Use of Sentiment Analysis for Capturing Patient Experience From Free-Text Comments Posted Online

  • Greaves, Felix,
  • Ramirez-Cano, Daniel,
  • Millett, Christopher,
  • Darzi, Ara,
  • Donaldson, Liam

DOI
https://doi.org/10.2196/jmir.2721
Journal volume & issue
Vol. 15, no. 11
p. e239

Abstract

Read online

BackgroundThere are large amounts of unstructured, free-text information about quality of health care available on the Internet in blogs, social networks, and on physician rating websites that are not captured in a systematic way. New analytical techniques, such as sentiment analysis, may allow us to understand and use this information more effectively to improve the quality of health care. ObjectiveWe attempted to use machine learning to understand patients’ unstructured comments about their care. We used sentiment analysis techniques to categorize online free-text comments by patients as either positive or negative descriptions of their health care. We tried to automatically predict whether a patient would recommend a hospital, whether the hospital was clean, and whether they were treated with dignity from their free-text description, compared to the patient’s own quantitative rating of their care. MethodsWe applied machine learning techniques to all 6412 online comments about hospitals on the English National Health Service website in 2010 using Weka data-mining software. We also compared the results obtained from sentiment analysis with the paper-based national inpatient survey results at the hospital level using Spearman rank correlation for all 161 acute adult hospital trusts in England.
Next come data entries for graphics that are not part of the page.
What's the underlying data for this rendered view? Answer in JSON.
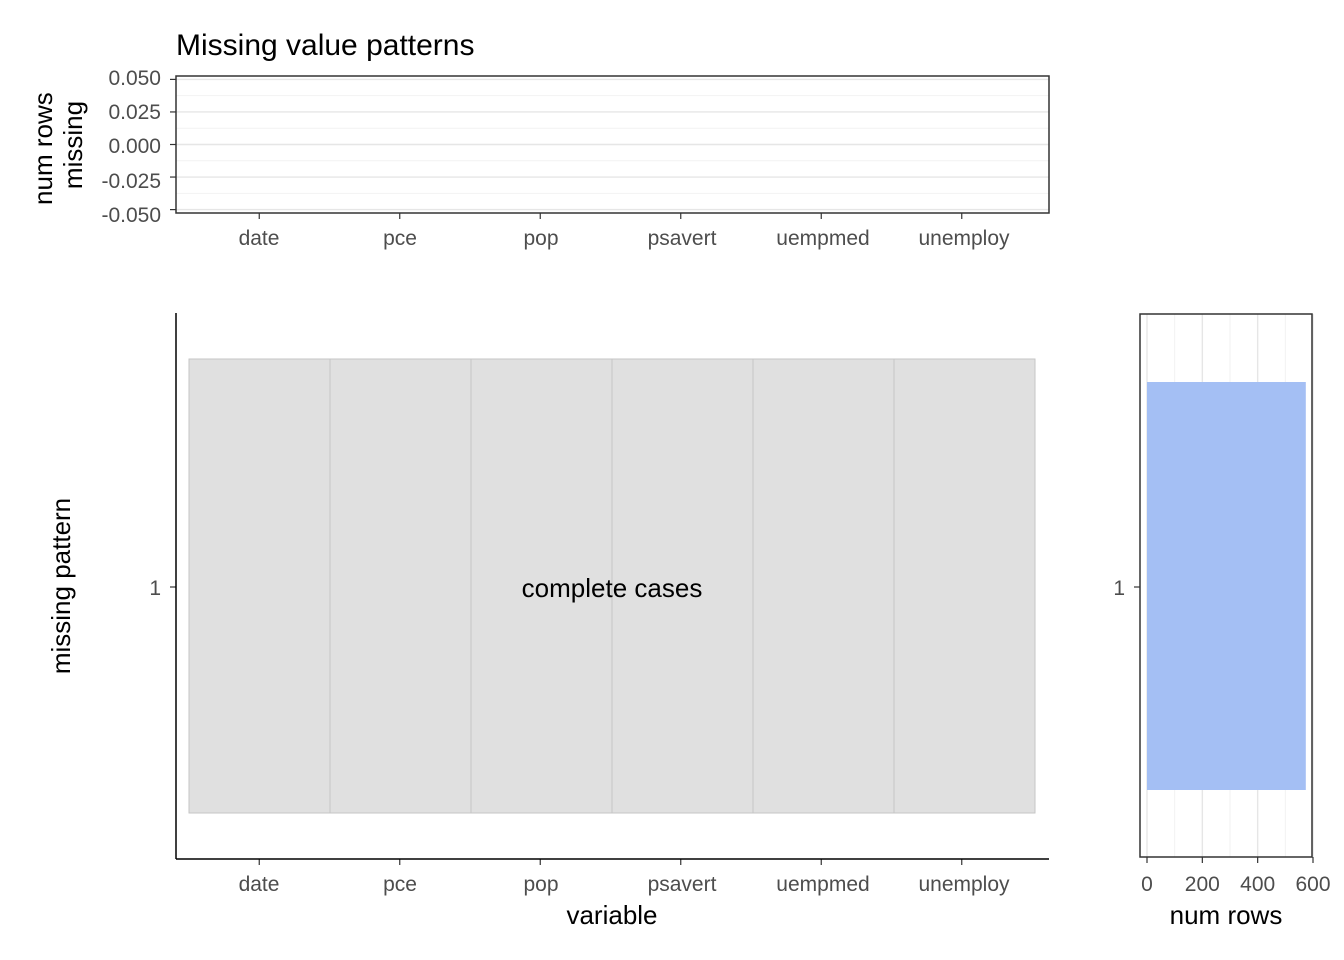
{
  "chart_data": [
    {
      "type": "bar",
      "panel": "top",
      "title": "Missing value patterns",
      "ylabel": "num rows\nmissing",
      "xlabel": "",
      "categories": [
        "date",
        "pce",
        "pop",
        "psavert",
        "uempmed",
        "unemploy"
      ],
      "values": [
        0,
        0,
        0,
        0,
        0,
        0
      ],
      "ylim": [
        -0.05,
        0.05
      ],
      "yticks": [
        "0.050",
        "0.025",
        "0.000",
        "-0.025",
        "-0.050"
      ],
      "grid": true
    },
    {
      "type": "heatmap",
      "panel": "main",
      "title": "",
      "xlabel": "variable",
      "ylabel": "missing pattern",
      "categories": [
        "date",
        "pce",
        "pop",
        "psavert",
        "uempmed",
        "unemploy"
      ],
      "rows": [
        "1"
      ],
      "cells": [
        [
          false,
          false,
          false,
          false,
          false,
          false
        ]
      ],
      "annotation": "complete cases",
      "fill_color": "#e0e0e0",
      "grid": false
    },
    {
      "type": "bar",
      "panel": "right",
      "orientation": "horizontal",
      "title": "",
      "xlabel": "num rows",
      "ylabel": "",
      "categories": [
        "1"
      ],
      "values": [
        574
      ],
      "xlim": [
        0,
        600
      ],
      "xticks": [
        "0",
        "200",
        "400",
        "600"
      ],
      "bar_color": "#a4bff4",
      "grid": true
    }
  ]
}
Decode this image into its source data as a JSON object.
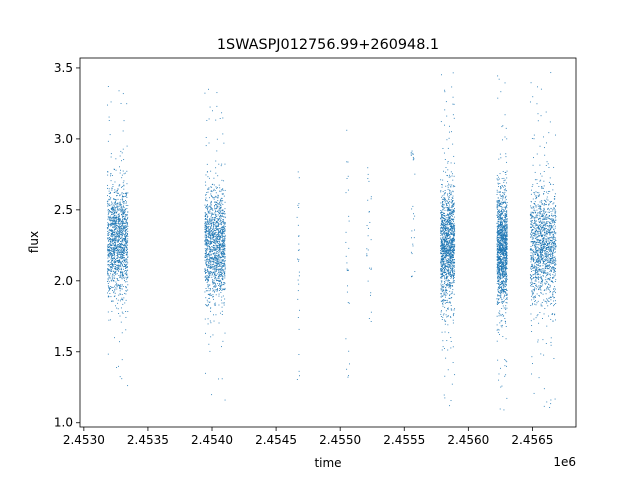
{
  "chart_data": {
    "type": "scatter",
    "title": "1SWASPJ012756.99+260948.1",
    "xlabel": "time",
    "ylabel": "flux",
    "x_offset_label": "1e6",
    "xlim": [
      2.45297,
      2.45684
    ],
    "ylim": [
      0.97,
      3.57
    ],
    "x_ticks": [
      2.453,
      2.4535,
      2.454,
      2.4545,
      2.455,
      2.4555,
      2.456,
      2.4565
    ],
    "x_tick_labels": [
      "2.4530",
      "2.4535",
      "2.4540",
      "2.4545",
      "2.4550",
      "2.4555",
      "2.4560",
      "2.4565"
    ],
    "y_ticks": [
      1.0,
      1.5,
      2.0,
      2.5,
      3.0,
      3.5
    ],
    "y_tick_labels": [
      "1.0",
      "1.5",
      "2.0",
      "2.5",
      "3.0",
      "3.5"
    ],
    "grid": false,
    "marker_color": "#1f77b4",
    "clusters": [
      {
        "x_min": 2.45318,
        "x_max": 2.45334,
        "y_center": 2.28,
        "y_min": 1.12,
        "y_max": 3.47,
        "density": "high"
      },
      {
        "x_min": 2.45394,
        "x_max": 2.4541,
        "y_center": 2.25,
        "y_min": 1.13,
        "y_max": 3.4,
        "density": "high"
      },
      {
        "x_min": 2.45466,
        "x_max": 2.45468,
        "y_center": 2.2,
        "y_min": 1.27,
        "y_max": 2.93,
        "density": "sparse"
      },
      {
        "x_min": 2.45504,
        "x_max": 2.45507,
        "y_center": 2.2,
        "y_min": 1.27,
        "y_max": 3.23,
        "density": "sparse"
      },
      {
        "x_min": 2.4552,
        "x_max": 2.45524,
        "y_center": 2.2,
        "y_min": 1.65,
        "y_max": 2.8,
        "density": "sparse"
      },
      {
        "x_min": 2.45555,
        "x_max": 2.45558,
        "y_center": 2.45,
        "y_min": 2.0,
        "y_max": 2.92,
        "density": "sparse"
      },
      {
        "x_min": 2.45578,
        "x_max": 2.45589,
        "y_center": 2.25,
        "y_min": 1.09,
        "y_max": 3.5,
        "density": "high"
      },
      {
        "x_min": 2.45622,
        "x_max": 2.4563,
        "y_center": 2.25,
        "y_min": 1.09,
        "y_max": 3.47,
        "density": "high"
      },
      {
        "x_min": 2.45648,
        "x_max": 2.45668,
        "y_center": 2.25,
        "y_min": 1.1,
        "y_max": 3.48,
        "density": "high"
      }
    ]
  }
}
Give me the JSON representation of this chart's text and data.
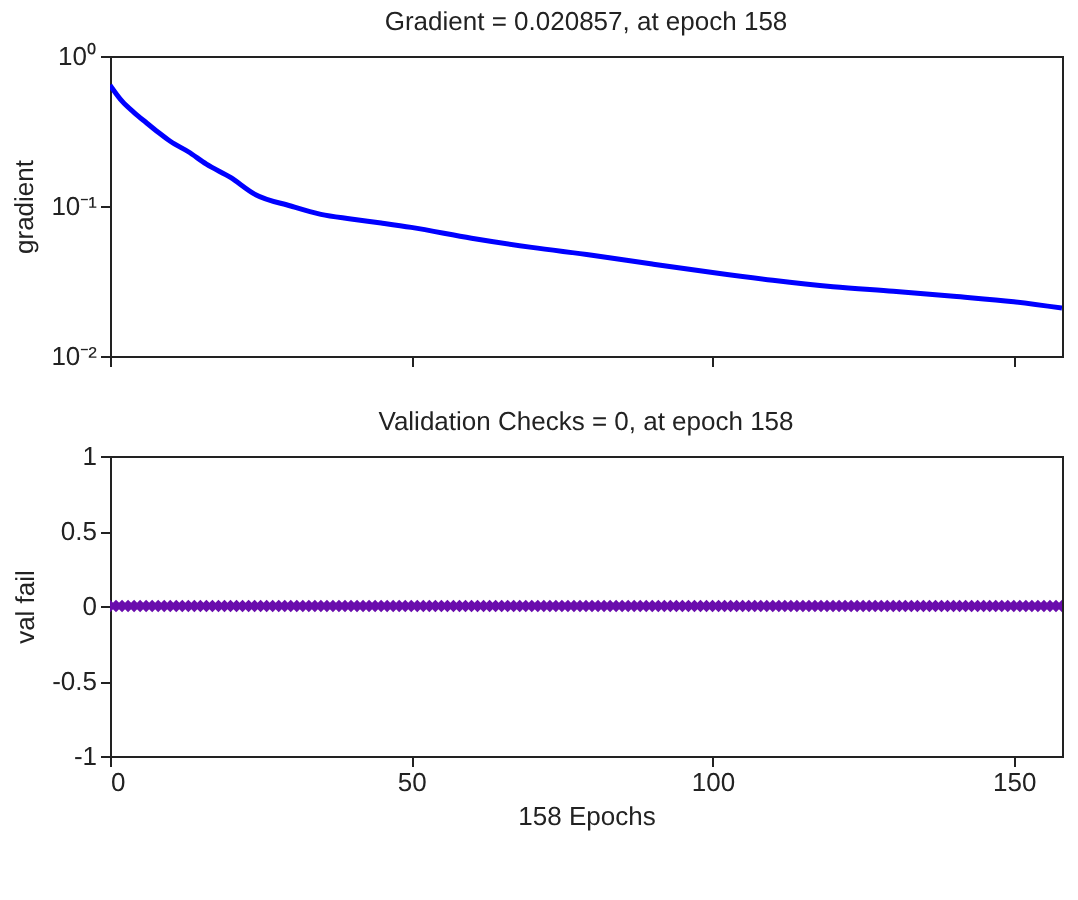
{
  "chart_data": [
    {
      "type": "line",
      "title": "Gradient = 0.020857, at epoch 158",
      "ylabel": "gradient",
      "log": "y",
      "xlim": [
        0,
        158
      ],
      "xticks": [
        0,
        50,
        100,
        150
      ],
      "ylim": [
        0.01,
        1
      ],
      "yticks": [
        {
          "value": 0.01,
          "label": "10⁻²"
        },
        {
          "value": 0.1,
          "label": "10⁻¹"
        },
        {
          "value": 1,
          "label": "10⁰"
        }
      ],
      "tick_labels": "y",
      "grid": false,
      "series": [
        {
          "color": "#0000ff",
          "x": [
            0,
            2,
            4,
            6,
            8,
            10,
            13,
            16,
            20,
            24,
            30,
            35,
            40,
            45,
            50,
            60,
            70,
            80,
            90,
            100,
            110,
            120,
            130,
            140,
            150,
            158
          ],
          "values": [
            0.64,
            0.5,
            0.42,
            0.36,
            0.31,
            0.27,
            0.23,
            0.19,
            0.155,
            0.12,
            0.1,
            0.088,
            0.082,
            0.077,
            0.072,
            0.061,
            0.053,
            0.047,
            0.041,
            0.036,
            0.032,
            0.029,
            0.027,
            0.025,
            0.023,
            0.020857
          ]
        }
      ]
    },
    {
      "type": "scatter",
      "title": "Validation Checks = 0, at epoch 158",
      "xlabel": "158 Epochs",
      "ylabel": "val fail",
      "xlim": [
        0,
        158
      ],
      "xticks": [
        0,
        50,
        100,
        150
      ],
      "ylim": [
        -1,
        1
      ],
      "yticks": [
        -1,
        -0.5,
        0,
        0.5,
        1
      ],
      "grid": false,
      "marker": "diamond",
      "series": [
        {
          "color": "#6a0dad",
          "x": [
            0,
            1,
            2,
            3,
            4,
            5,
            6,
            7,
            8,
            9,
            10,
            11,
            12,
            13,
            14,
            15,
            16,
            17,
            18,
            19,
            20,
            21,
            22,
            23,
            24,
            25,
            26,
            27,
            28,
            29,
            30,
            31,
            32,
            33,
            34,
            35,
            36,
            37,
            38,
            39,
            40,
            41,
            42,
            43,
            44,
            45,
            46,
            47,
            48,
            49,
            50,
            51,
            52,
            53,
            54,
            55,
            56,
            57,
            58,
            59,
            60,
            61,
            62,
            63,
            64,
            65,
            66,
            67,
            68,
            69,
            70,
            71,
            72,
            73,
            74,
            75,
            76,
            77,
            78,
            79,
            80,
            81,
            82,
            83,
            84,
            85,
            86,
            87,
            88,
            89,
            90,
            91,
            92,
            93,
            94,
            95,
            96,
            97,
            98,
            99,
            100,
            101,
            102,
            103,
            104,
            105,
            106,
            107,
            108,
            109,
            110,
            111,
            112,
            113,
            114,
            115,
            116,
            117,
            118,
            119,
            120,
            121,
            122,
            123,
            124,
            125,
            126,
            127,
            128,
            129,
            130,
            131,
            132,
            133,
            134,
            135,
            136,
            137,
            138,
            139,
            140,
            141,
            142,
            143,
            144,
            145,
            146,
            147,
            148,
            149,
            150,
            151,
            152,
            153,
            154,
            155,
            156,
            157,
            158
          ],
          "values": [
            0,
            0,
            0,
            0,
            0,
            0,
            0,
            0,
            0,
            0,
            0,
            0,
            0,
            0,
            0,
            0,
            0,
            0,
            0,
            0,
            0,
            0,
            0,
            0,
            0,
            0,
            0,
            0,
            0,
            0,
            0,
            0,
            0,
            0,
            0,
            0,
            0,
            0,
            0,
            0,
            0,
            0,
            0,
            0,
            0,
            0,
            0,
            0,
            0,
            0,
            0,
            0,
            0,
            0,
            0,
            0,
            0,
            0,
            0,
            0,
            0,
            0,
            0,
            0,
            0,
            0,
            0,
            0,
            0,
            0,
            0,
            0,
            0,
            0,
            0,
            0,
            0,
            0,
            0,
            0,
            0,
            0,
            0,
            0,
            0,
            0,
            0,
            0,
            0,
            0,
            0,
            0,
            0,
            0,
            0,
            0,
            0,
            0,
            0,
            0,
            0,
            0,
            0,
            0,
            0,
            0,
            0,
            0,
            0,
            0,
            0,
            0,
            0,
            0,
            0,
            0,
            0,
            0,
            0,
            0,
            0,
            0,
            0,
            0,
            0,
            0,
            0,
            0,
            0,
            0,
            0,
            0,
            0,
            0,
            0,
            0,
            0,
            0,
            0,
            0,
            0,
            0,
            0,
            0,
            0,
            0,
            0,
            0,
            0,
            0,
            0,
            0,
            0,
            0,
            0,
            0,
            0,
            0,
            0
          ]
        }
      ]
    }
  ]
}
ResultsThere was 81%, 84%, and 89% agreement between quantitative ratings of care and those derived from free-text comments using sentiment analysis for cleanliness, being treated with dignity, and overall recommendation of hospital respectively (kappa scores: .40–.74, P<.001 for all). We observed mild to moderate associations between our machine learning predictions and responses to the large patient survey for the three categories examined (Spearman rho 0.37-0.51, P<.001 for all). ConclusionsThe prediction accuracy that we have achieved using this machine learning process suggests that we are able to predict, from free-text, a reasonably accurate assessment of patients’ opinion about different performance aspects of a hospital and that these machine learning predictions are associated with results of more conventional surveys.